The department is now taking the same unified effort to examine the federal hiring process as it’s in the middle of a “race for cyber talent,” Fulghum said.

“We have to understand who we’re trying to recruit and what their needs are so we can better go after them, particularly as it relates cyber,” he said. “When you look at the hiring process, it’s linked to the budget process. It’s also linked to the security clearance process. We have undertaken some very practical things to reduce that timeline.”

DHS human resources specialists are sitting down with subject matter experts within the CIO office to write better job announcements and discuss ways they can use social media to recruit new talent, Bailey said.

Fulghum said the department is also resisting the urge to cut training opportunities, as well as other internship and fellowship programs.

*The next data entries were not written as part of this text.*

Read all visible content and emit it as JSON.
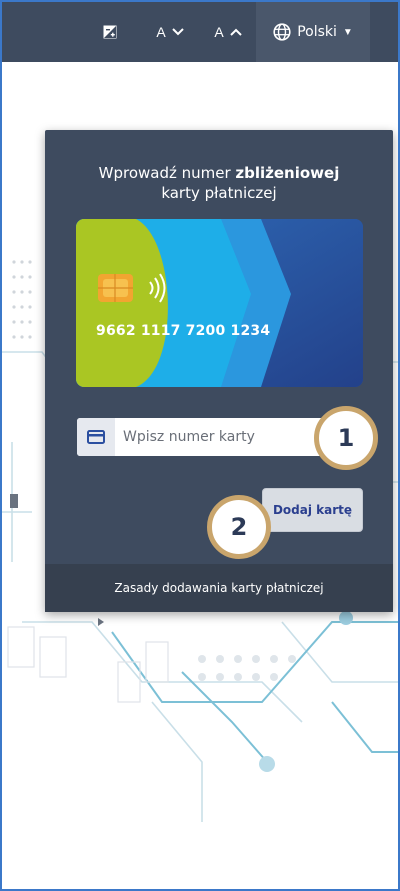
{
  "toolbar": {
    "contrast_icon": "contrast-icon",
    "font_decrease": "A",
    "font_increase": "A",
    "language": "Polski"
  },
  "card_form": {
    "prompt_prefix": "Wprowadź numer ",
    "prompt_bold": "zbliżeniowej",
    "prompt_suffix": "karty płatniczej",
    "card_number": "9662 1117 7200 1234",
    "input_placeholder": "Wpisz numer karty",
    "add_button": "Dodaj kartę",
    "rules_link": "Zasady dodawania karty płatniczej"
  },
  "markers": {
    "one": "1",
    "two": "2"
  },
  "colors": {
    "header": "#3e4b5f",
    "panel": "#3e4b5f",
    "footer": "#36404f",
    "button_text": "#2b3f8f",
    "marker_border": "#c9a56c",
    "card_lime": "#a9c524",
    "card_cyan": "#1fa9e6",
    "card_blue": "#2d5aa0"
  }
}
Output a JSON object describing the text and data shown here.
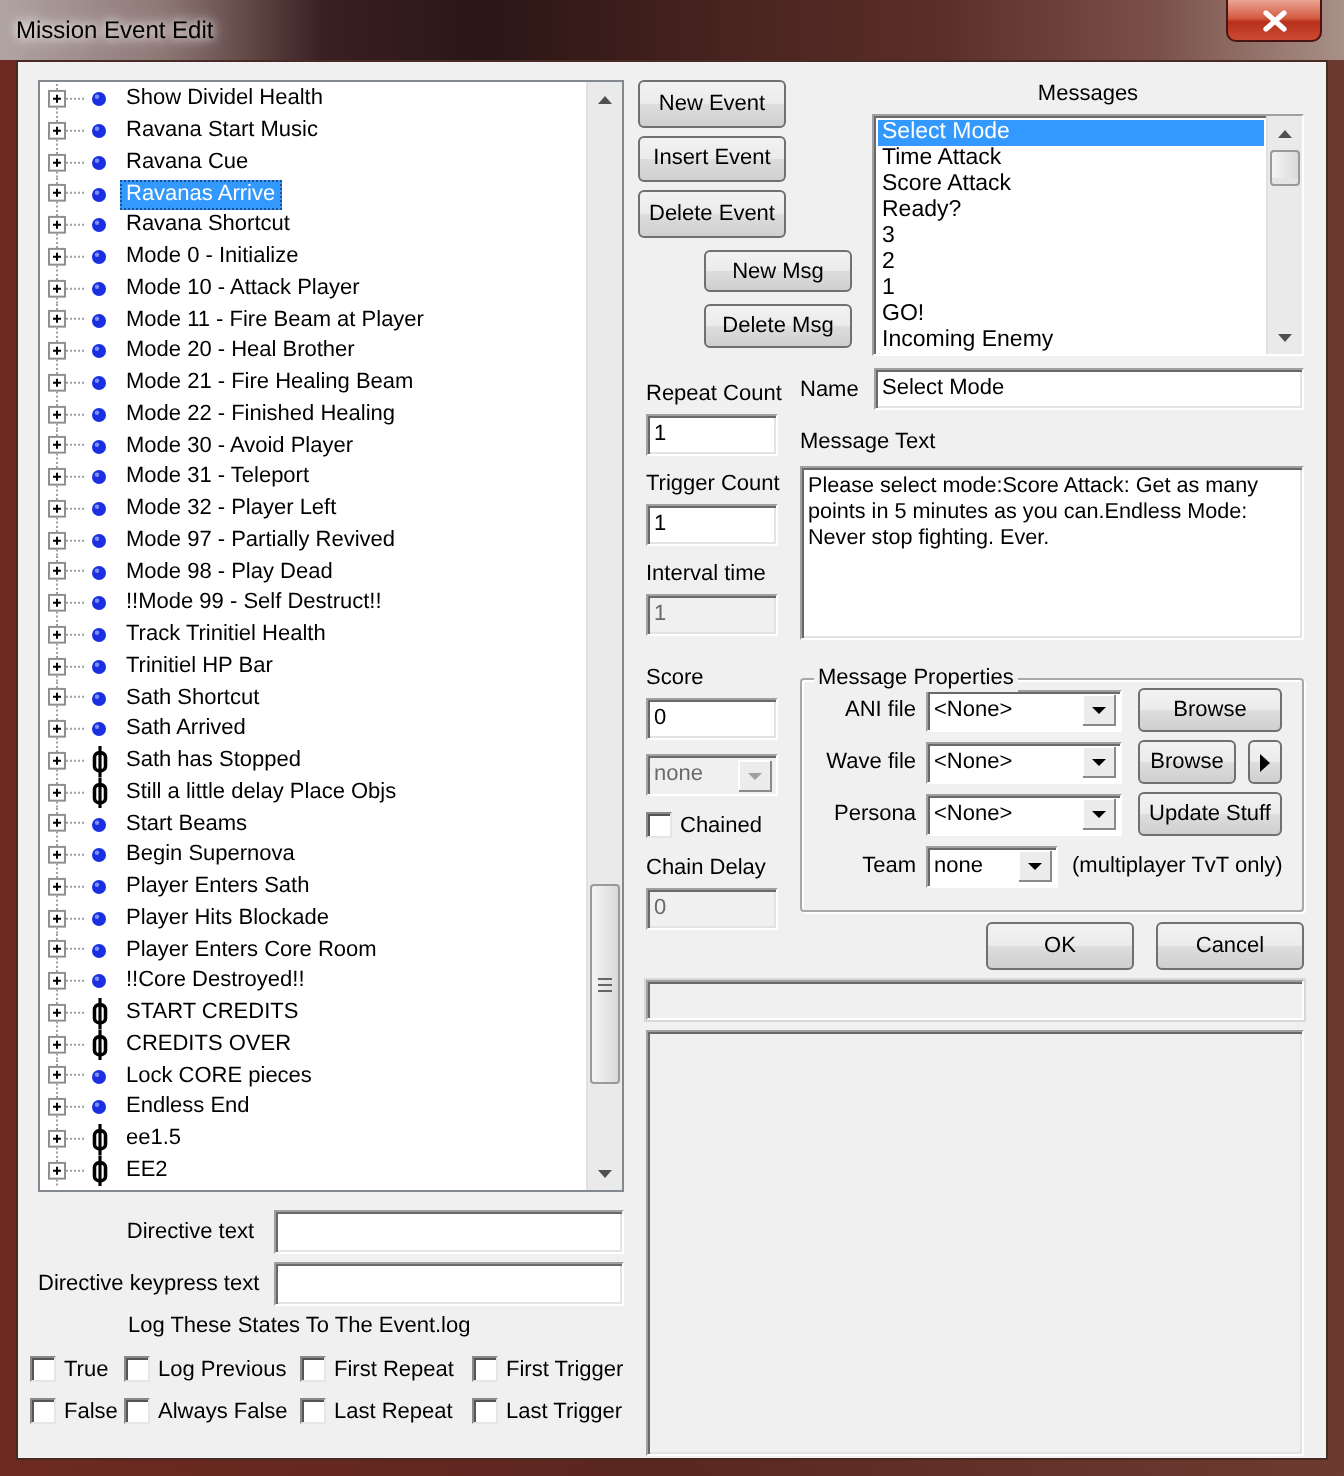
{
  "window": {
    "title": "Mission Event Edit"
  },
  "event_tree": {
    "items": [
      {
        "label": "Show Dividel Health",
        "kind": "dot",
        "selected": false
      },
      {
        "label": "Ravana Start Music",
        "kind": "dot",
        "selected": false
      },
      {
        "label": "Ravana Cue",
        "kind": "dot",
        "selected": false
      },
      {
        "label": "Ravanas Arrive",
        "kind": "dot",
        "selected": true
      },
      {
        "label": "Ravana Shortcut",
        "kind": "dot",
        "selected": false
      },
      {
        "label": "Mode 0 - Initialize",
        "kind": "dot",
        "selected": false
      },
      {
        "label": "Mode 10 - Attack Player",
        "kind": "dot",
        "selected": false
      },
      {
        "label": "Mode 11 - Fire Beam at Player",
        "kind": "dot",
        "selected": false
      },
      {
        "label": "Mode 20 - Heal Brother",
        "kind": "dot",
        "selected": false
      },
      {
        "label": "Mode 21 - Fire Healing Beam",
        "kind": "dot",
        "selected": false
      },
      {
        "label": "Mode 22 - Finished Healing",
        "kind": "dot",
        "selected": false
      },
      {
        "label": "Mode 30 - Avoid Player",
        "kind": "dot",
        "selected": false
      },
      {
        "label": "Mode 31 - Teleport",
        "kind": "dot",
        "selected": false
      },
      {
        "label": "Mode 32 - Player Left",
        "kind": "dot",
        "selected": false
      },
      {
        "label": "Mode 97 - Partially Revived",
        "kind": "dot",
        "selected": false
      },
      {
        "label": "Mode 98 - Play Dead",
        "kind": "dot",
        "selected": false
      },
      {
        "label": "!!Mode 99 - Self Destruct!!",
        "kind": "dot",
        "selected": false
      },
      {
        "label": "Track Trinitiel Health",
        "kind": "dot",
        "selected": false
      },
      {
        "label": "Trinitiel HP Bar",
        "kind": "dot",
        "selected": false
      },
      {
        "label": "Sath Shortcut",
        "kind": "dot",
        "selected": false
      },
      {
        "label": "Sath Arrived",
        "kind": "dot",
        "selected": false
      },
      {
        "label": "Sath has Stopped",
        "kind": "chain",
        "selected": false
      },
      {
        "label": "Still a little delay Place Objs",
        "kind": "chain",
        "selected": false
      },
      {
        "label": "Start Beams",
        "kind": "dot",
        "selected": false
      },
      {
        "label": "Begin Supernova",
        "kind": "dot",
        "selected": false
      },
      {
        "label": "Player Enters Sath",
        "kind": "dot",
        "selected": false
      },
      {
        "label": "Player Hits Blockade",
        "kind": "dot",
        "selected": false
      },
      {
        "label": "Player  Enters Core Room",
        "kind": "dot",
        "selected": false
      },
      {
        "label": "!!Core Destroyed!!",
        "kind": "dot",
        "selected": false
      },
      {
        "label": "START CREDITS",
        "kind": "chain",
        "selected": false
      },
      {
        "label": "CREDITS OVER",
        "kind": "chain",
        "selected": false
      },
      {
        "label": "Lock CORE pieces",
        "kind": "dot",
        "selected": false
      },
      {
        "label": "Endless End",
        "kind": "dot",
        "selected": false
      },
      {
        "label": "ee1.5",
        "kind": "chain",
        "selected": false
      },
      {
        "label": "EE2",
        "kind": "chain",
        "selected": false
      }
    ]
  },
  "directive_fields": [
    {
      "label": "Directive text"
    },
    {
      "label": "Directive keypress text"
    }
  ],
  "log_states": {
    "title": "Log These States To The Event.log",
    "options": [
      {
        "label": "True",
        "checked": false
      },
      {
        "label": "Log Previous",
        "checked": false
      },
      {
        "label": "First Repeat",
        "checked": false
      },
      {
        "label": "First Trigger",
        "checked": false
      },
      {
        "label": "False",
        "checked": false
      },
      {
        "label": "Always False",
        "checked": false
      },
      {
        "label": "Last Repeat",
        "checked": false
      },
      {
        "label": "Last Trigger",
        "checked": false
      }
    ]
  },
  "event_buttons": [
    "New Event",
    "Insert Event",
    "Delete Event"
  ],
  "message_buttons": [
    "New Msg",
    "Delete Msg"
  ],
  "messages": {
    "title": "Messages",
    "items": [
      {
        "label": "Select Mode",
        "selected": true
      },
      {
        "label": "Time Attack",
        "selected": false
      },
      {
        "label": "Score Attack",
        "selected": false
      },
      {
        "label": "Ready?",
        "selected": false
      },
      {
        "label": "3",
        "selected": false
      },
      {
        "label": "2",
        "selected": false
      },
      {
        "label": "1",
        "selected": false
      },
      {
        "label": "GO!",
        "selected": false
      },
      {
        "label": "Incoming Enemy",
        "selected": false
      }
    ]
  },
  "counts": [
    {
      "label": "Repeat Count",
      "value": "1",
      "disabled": false
    },
    {
      "label": "Trigger Count",
      "value": "1",
      "disabled": false
    },
    {
      "label": "Interval time",
      "value": "1",
      "disabled": true
    }
  ],
  "scoring": [
    {
      "kind": "field",
      "label": "Score",
      "value": "0",
      "disabled": false
    },
    {
      "kind": "dropdown",
      "value": "none",
      "disabled": true
    },
    {
      "kind": "checkbox",
      "label": "Chained",
      "checked": false
    },
    {
      "kind": "field",
      "label": "Chain Delay",
      "value": "0",
      "disabled": true
    }
  ],
  "name_field": {
    "label": "Name",
    "value": "Select Mode"
  },
  "message_text": {
    "label": "Message Text",
    "value": "Please select mode:Score Attack: Get as many points in 5 minutes as you can.Endless Mode: Never stop fighting. Ever."
  },
  "message_properties": {
    "title": "Message Properties",
    "rows": [
      {
        "label": "ANI file",
        "value": "<None>",
        "buttons": [
          {
            "kind": "text",
            "label": "Browse"
          }
        ]
      },
      {
        "label": "Wave file",
        "value": "<None>",
        "buttons": [
          {
            "kind": "text",
            "label": "Browse"
          },
          {
            "kind": "play"
          }
        ]
      },
      {
        "label": "Persona",
        "value": "<None>",
        "buttons": [
          {
            "kind": "text",
            "label": "Update Stuff"
          }
        ]
      },
      {
        "label": "Team",
        "value": "none",
        "note": "(multiplayer TvT only)"
      }
    ]
  },
  "dialog_buttons": [
    "OK",
    "Cancel"
  ]
}
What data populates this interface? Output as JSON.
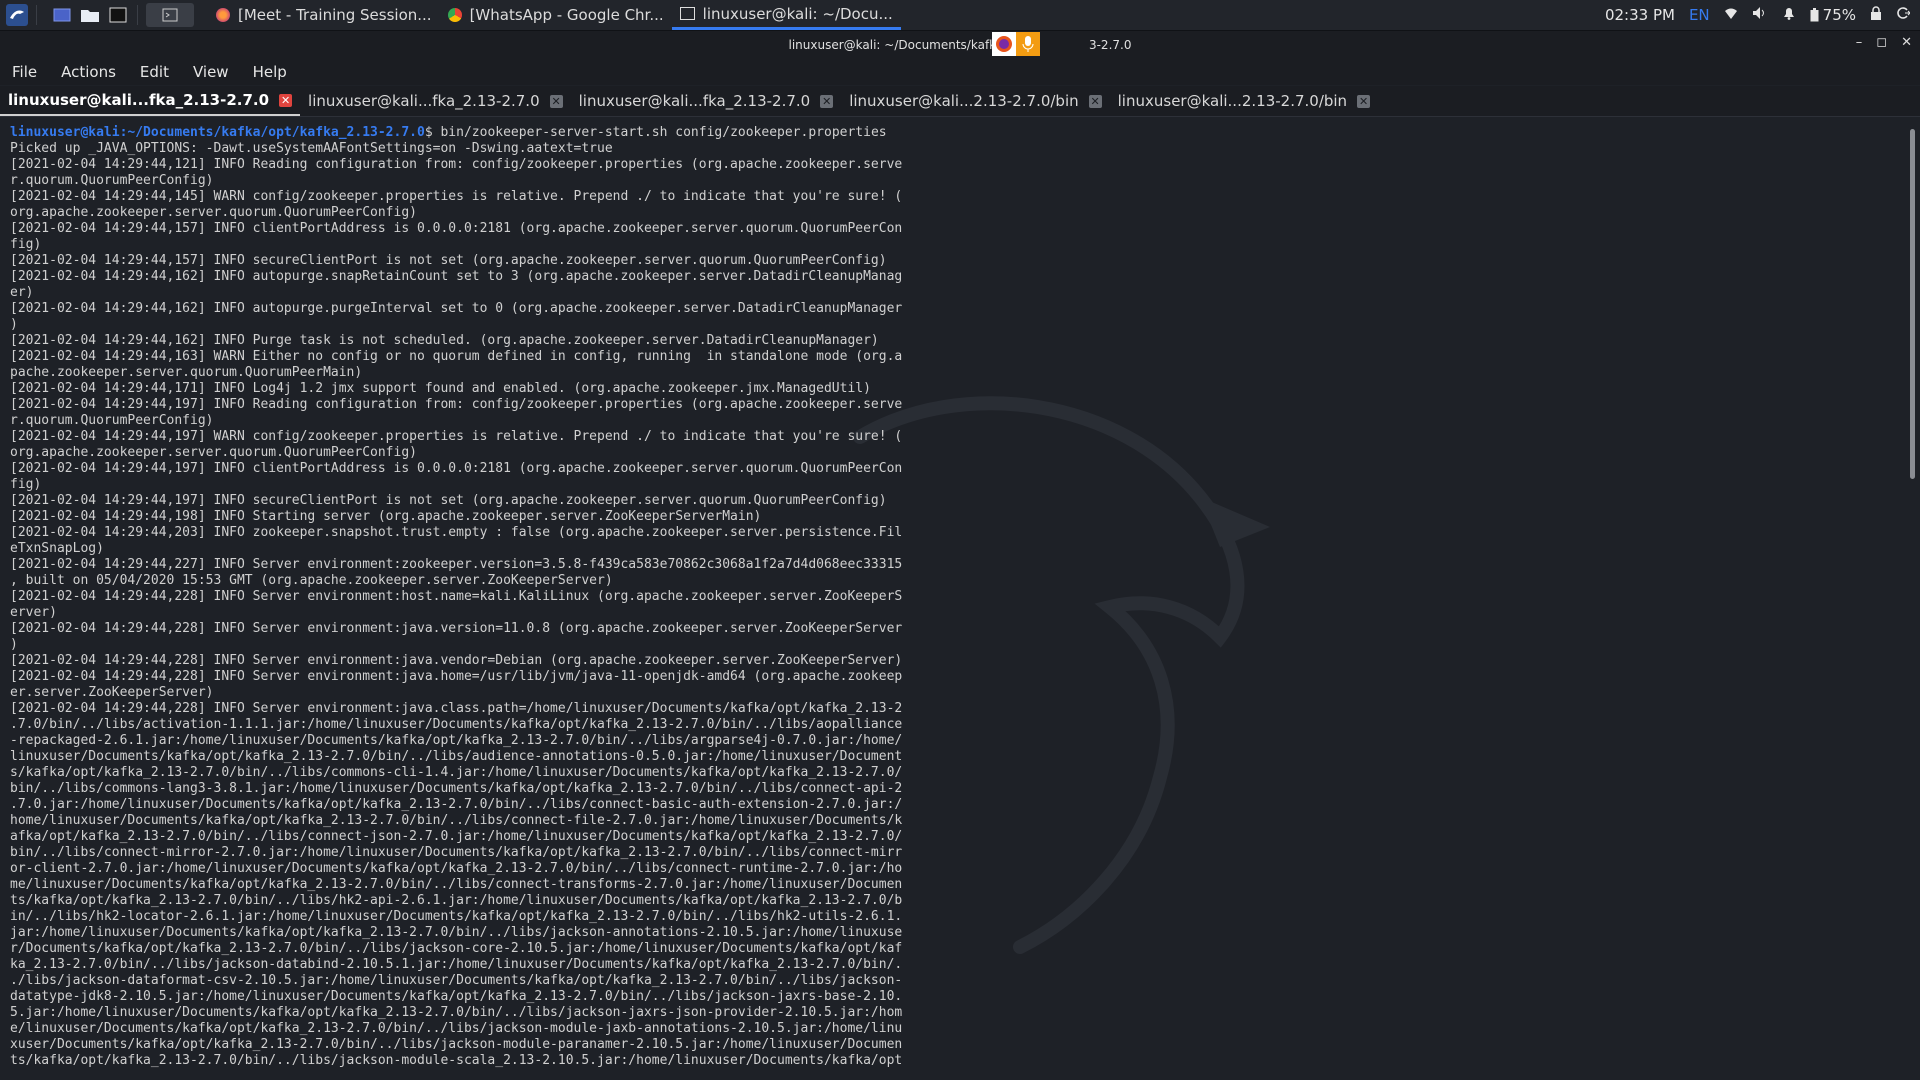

The department expanded its Acquisition Professionals Career Program three years ago to include other acquisition fields, Correa said.

DHS is also working with OPM to develop a cybersecurity track to the President’s Management Fellowship program, an acknowledgement that hiring more cyber talent means creating a stronger pipeline to federal service.

“We’re not doing anything really new,” Correa said. “We’re just using the authorities that are already out there. We’re actually saying, let’s peel back that onion and make sure that we’ve used every flexibility that’s out there.”

But even through the mountains of regulations buried in Title 5, the basic law still asks that agencies hire from all segments of society, Bailey said.

“That’s exactly what we’re doing,” she said. “That’s what Chip has charged me to do, is peel that all back and get back to the basics and start hiring people.”